Halibut Tacos with Tequila-Lime Marinade and Red Cabbage Slaw Recipe

Halibut Tacos with Tequila-Lime Marinade and Red Cabbage Slaw Recipe

  • ¾ pound red cabbage, shredded (about 4 cups)
  • 1 tablespoon kosher salt
  • 1 Granny Smith apple, cored and grated
  • ½ teaspoon mustard seeds
  • ½ bunch cilantro leaves and stems, roughly chopped (about ¾ cup)

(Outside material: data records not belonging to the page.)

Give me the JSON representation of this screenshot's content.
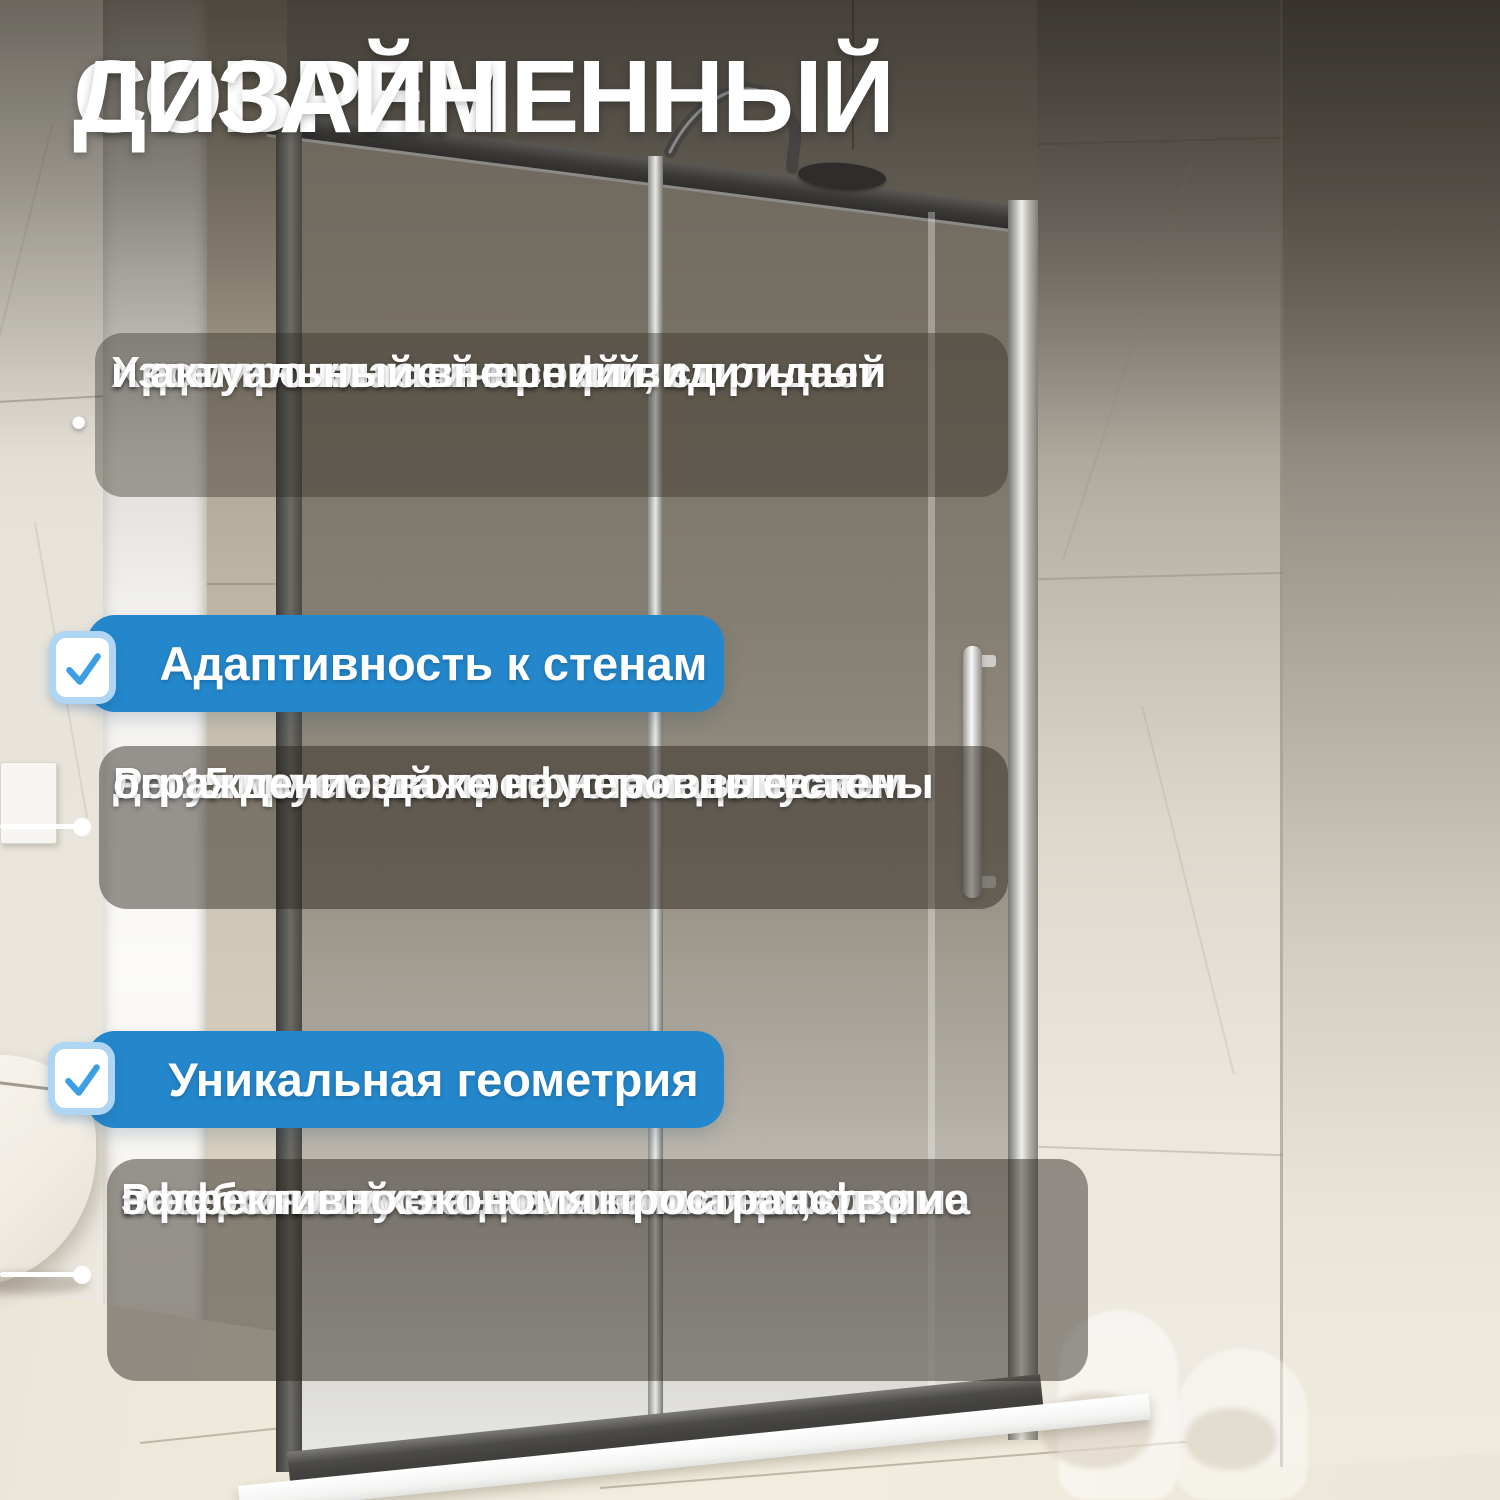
{
  "title": {
    "lines": [
      "СОВРЕМЕННЫЙ",
      "ДИЗАЙН"
    ]
  },
  "intro": {
    "bullet": "•",
    "lines": [
      "Хромированный профиль придает",
      "изделию классичесский, стильный",
      "и актуальный внешний вид"
    ]
  },
  "features": [
    {
      "heading": "Адаптивность к стенам",
      "icon": "check-icon",
      "lines": [
        "Регулируемый профиль с допуском",
        "до 15 мм позволяет устанавливать",
        "ограждение даже на неровные стены"
      ]
    },
    {
      "heading": "Уникальная геометрия",
      "icon": "check-icon",
      "lines": [
        "Раздвижной вход и компактная форма",
        "позволяют устанавливать ограждение",
        "в небольших ванных комнатах,",
        "эффективно экономя пространство"
      ]
    }
  ],
  "colors": {
    "accent_blue": "#2487cb",
    "check_blue": "#3d9ee3",
    "checkbox_border": "#aed6f2",
    "text_white": "#ffffff"
  }
}
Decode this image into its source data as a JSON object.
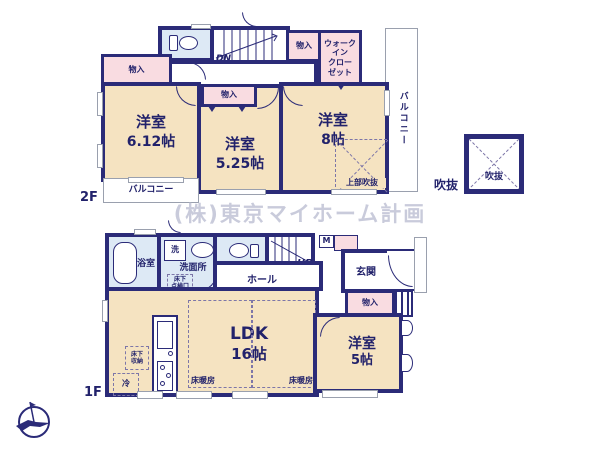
{
  "meta": {
    "watermark": "(株)東京マイホーム計画"
  },
  "floor2": {
    "label": "2F",
    "room_612": {
      "name": "洋室",
      "size": "6.12帖"
    },
    "room_525": {
      "name": "洋室",
      "size": "5.25帖"
    },
    "room_8": {
      "name": "洋室",
      "size": "8帖"
    },
    "closet_left": "物入",
    "closet_mid": "物入",
    "closet_stairs": "物入",
    "wic": "ウォーク\nイン\nクロー\nゼット",
    "stairs": "DN",
    "upper_void": "上部吹抜",
    "balcony_bottom": "バルコニー",
    "balcony_right": "バルコニー"
  },
  "floor1": {
    "label": "1F",
    "ldk": {
      "name": "LDK",
      "size": "16帖"
    },
    "room_5": {
      "name": "洋室",
      "size": "5帖"
    },
    "bath": "浴室",
    "washroom": "洗面所",
    "washer": "洗",
    "underfloor_hatch": "床下\n点検口",
    "hall": "ホール",
    "stairs": "UP",
    "entrance": "玄関",
    "meter": "M",
    "closet": "物入",
    "underfloor_storage": "床下\n収納",
    "fridge": "冷",
    "floorheat_left": "床暖房",
    "floorheat_right": "床暖房"
  },
  "void_box": {
    "outside_label": "吹抜",
    "inside_label": "吹抜"
  },
  "colors": {
    "wall": "#2b2b78",
    "room": "#f5e3c1",
    "closet": "#f9dce1",
    "wet": "#dde9f5",
    "text": "#22226b",
    "gray": "#9aa0ae",
    "wm": "#c9cbdb"
  }
}
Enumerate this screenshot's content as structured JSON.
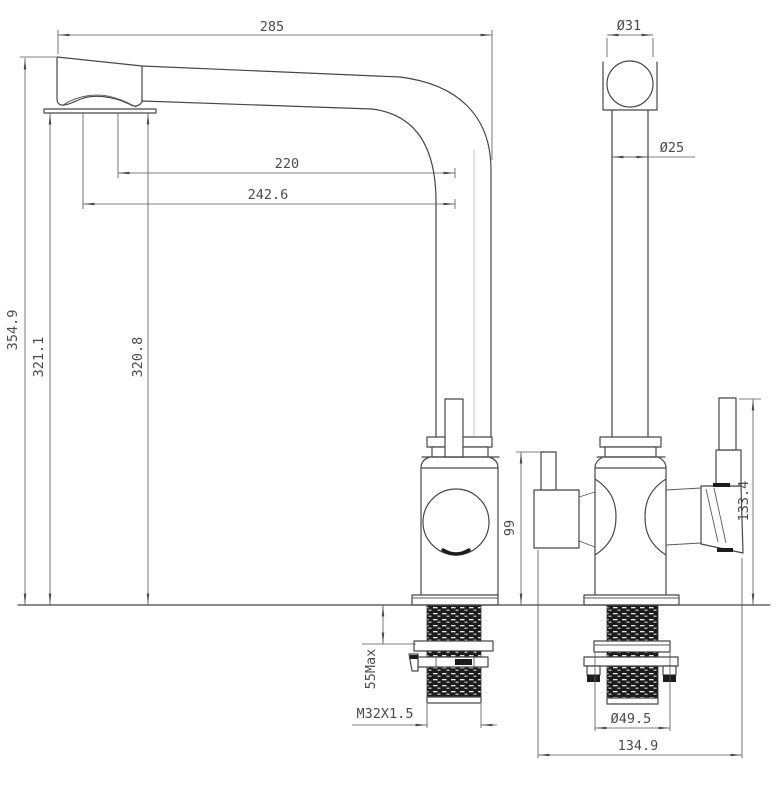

  • 2 tablespoons apple cider vinegar
  • 2 tablespoons extra virgin olive oil
  • 1 lime, first zested, then juiced (about 1 teaspoon zest and 2 tablespoons juice)
  • 2 tablespoons tequila
  • ½ teaspoon salt
  • 2 small jalapenos, halved, seeds, and membranes removed, sliced crosswise into half rings
  • 1 small red onion, cut into thin half moons (about 2/3 cup)
  • 2 tablespoons extra virgin olive oil
  • 1 pound halibut fillet, skinned
  • 1 tablespoon high-heat vegetable oil
  1. To prepare the slaw, toss the cabbage with the salt. Place in a colander. Locate a bowl that will fit nicely into the colander, fill it with water, and set it on top of the cabbage. Set this in the sink. The weight of the bowl of water will help force water from the cabbage, concentrating its flavor.
  2. In a large bowl, mix the grated apple with the mustard seeds, cilantro, apple cider vinegar, and olive oil. Give the cabbage a squeeze with those fancy kitchen tools of yours called “hands.” Rinse the salt off the cabbage and squeeze again, getting all the liquid out. Combine the cabbage with the rest of the slaw ingredients and season to taste with salt. Set aside.
  3. To prepare the marinade, combine all of its ingredients in a small bowl.
  4. To prepare the halibut, place it in a large pan. Pour the marinade over the fillet and set aside for 20 minutes.
  5. In a grill pan or sauté pan over high heat, add the vegetable oil. Add the halibut, reserving the marinade, and cook until the fish is browned on one side, about 3 to 4 minutes. Flip the halibut carefully and continue cooking until the fish is thinking about flaking, but not quite yet flaking, about 8 minutes per inch of fish (measured at its thickest point). The fish will continue to cook a bit more after you take it from the heat. Transfer the fish to a platter. Add the marinade to the pan (or get out a fresh pan if you grilled the fish) and cook the marinade over high heat for 5 to 7 minutes, until the liquid evaporates and the jalapenos and onions are lightly charred. Then add the marinade back on top of the fish, which, by this point, should be flaking nicely.
  6. Set up the best taco bar you’ve ever seen, with warmed tortillas; bowls of sour cream, guacamole, and red cabbage slaw; the platter of halibut with charred jalapenos and onions; limes; shot glasses filled with good tequila; and beer, lots of beer.